The glitch comes with plans to stop operating the 41-year-old nuclear reactor at Vernon, about eight miles upstream from Northfield Mountain and just upstream from TransCanada’s Vernon Dam. That shutdown, expected to come sometime in the last three months of next year, could interfere with some of the baseline studies in the 20-mile “Turners Falls Pool” that extends between the Turners Falls and Vernon dams, muddying the proverbial waters for what the 2014 studies of water temperatures, dissolved oxygen levels and other water-quality data will compare with a planned 2015 study.

FERC, along with engineering contractors for First Light and TransCanada, are wrestling with how to control for the variable of having the plant shut down in the middle of the 2014 study period, or whether there’s any way to do so. FERC has scheduled 9 a.m. meetings for Nov. 25 at the Northfield Mountain Visitors Center and Nov. 26 at Marlboro College Graduate School in Brattleboro, Vt., to identify which of the aquatic studies will likely be affected or unaffected by a plant shutdown, as well those which could be modified.

The planned shutdown of Vermont Yankee, tied to the end of its own fueling cycle, would make the 2014 data irrelevant, said Donlon.

“You don’t want First Light and TransCanada to put out all this money for studies and then have the data be useless,” she said, adding that the likelihood of FERC agreeing to a delay seems unlikely.

David Deen, the watershed council’s river monitor for Vermont and New Hampshire, agreed, saying “I don’t think it can be done because there are so many other things that depend on having the baseline information to look at. I don’t know how they’re going to work their way out of this one.”

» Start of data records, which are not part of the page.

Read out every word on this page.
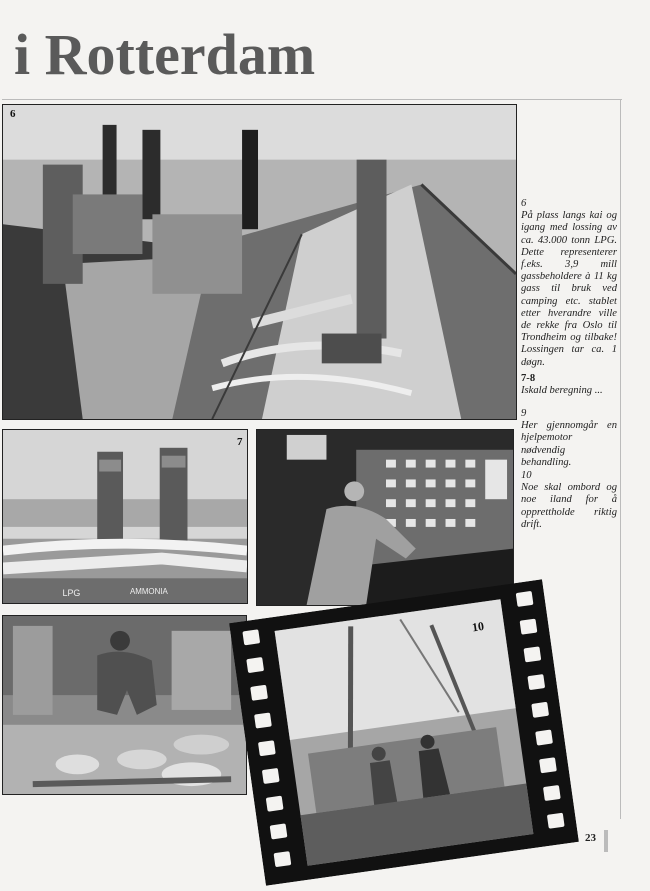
i Rotterdam
6
LPG	AMMONIA
7
10
6
På plass langs kai og igang med lossing av ca. 43.000 tonn LPG. Dette representerer f.eks. 3,9 mill gassbeholdere à 11 kg gass til bruk ved camping etc. stablet etter hverandre ville de rekke fra Oslo til Trondheim og tilbake! Lossingen tar ca. 1 døgn.
7-8
Iskald beregning ...
9
Her gjennomgår en hjelpemotor nødvendig behandling.
10
Noe skal ombord og noe iland for å opprettholde riktig drift.
23
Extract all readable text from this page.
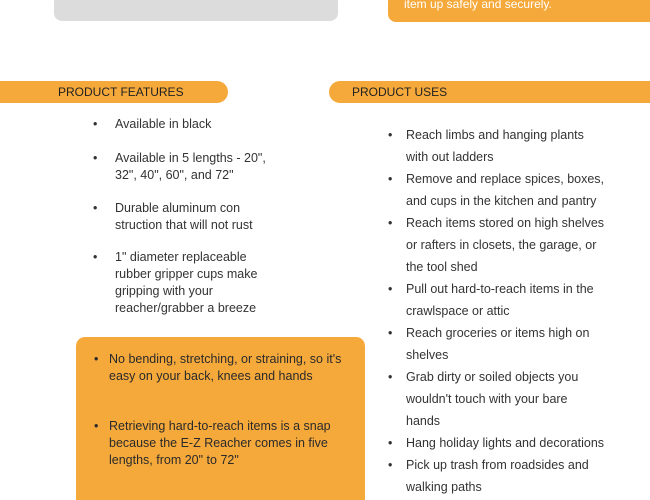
item up safely and securely.
PRODUCT FEATURES	PRODUCT USES
•	Available in black
•	Available in 5 lengths - 20",
32", 40", 60", and 72"
•	Durable aluminum con
struction that will not rust
•	1" diameter replaceable
rubber gripper cups make
gripping with your
reacher/grabber a breeze
• No bending, stretching, or straining, so it's
easy on your back, knees and hands
• Retrieving hard-to-reach items is a snap
because the E-Z Reacher comes in five
lengths, from 20" to 72"
•	Reach limbs and hanging plants
with out ladders
•	Remove and replace spices, boxes,
and cups in the kitchen and pantry
•	Reach items stored on high shelves
or rafters in closets, the garage, or
the tool shed
•	Pull out hard-to-reach items in the
crawlspace or attic
•	Reach groceries or items high on
shelves
•	Grab dirty or soiled objects you
wouldn't touch with your bare
hands
•	Hang holiday lights and decorations
•	Pick up trash from roadsides and
walking paths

Deen said he believes that 11 TransCanada studies for the Vernon hydroelectric plant and 14 FirstLight studies for the Northfield Mountain and Turners Falls stations would be impacted.

“When they stop generating power,” he said of the Vernon reactor, “they’re going to reduce their thermal discharge by 96 percent,” with the remainder of the heated, nonradioactive water release into the river a function of cooling the reactor’s spent fuel pool. “... The tenor of the river will change significantly when they stop discharging that thermal plume into the river.”

One out, he said, could be if Vermont’s Agency of Natural Resources, which is responsible for issuing a water discharge permit for the nuclear plant to meet federal Clean Water Act requirements, agrees with the watershed council’s petition to require use of the plant’s cooling towers instead of discharging heated water into the river.

If that happened, Deen said, “We wouldn’t have a problem, because Vermont Yankee would be at a much reduced thermal discharge level, probably comparable to the 96 percent.”

Meanwhile, the nonprofit watershed council, which submitted more than 300 pages of testimony on all of the proposed relicensing issues, from hydropower impacts on fish passage behavior and erosion to recreation and historical buildings, managed to convince FERC to increase the data available. For example, Donlon said, FirstLight will add two more water-level monitoring sites to better show fluctuation at different points in the Connecticut.

Unfortunately, said Deen, “FERC was shortsighted in denying requests to include climate change impacts in the scope of studies,” and it refused to call for FirstLight to evaluate feasibility of changing Northfield Mountain’s operation to a closed-loop operation that would no longer cause river fluctuations that critics say are tied to streambank erosion.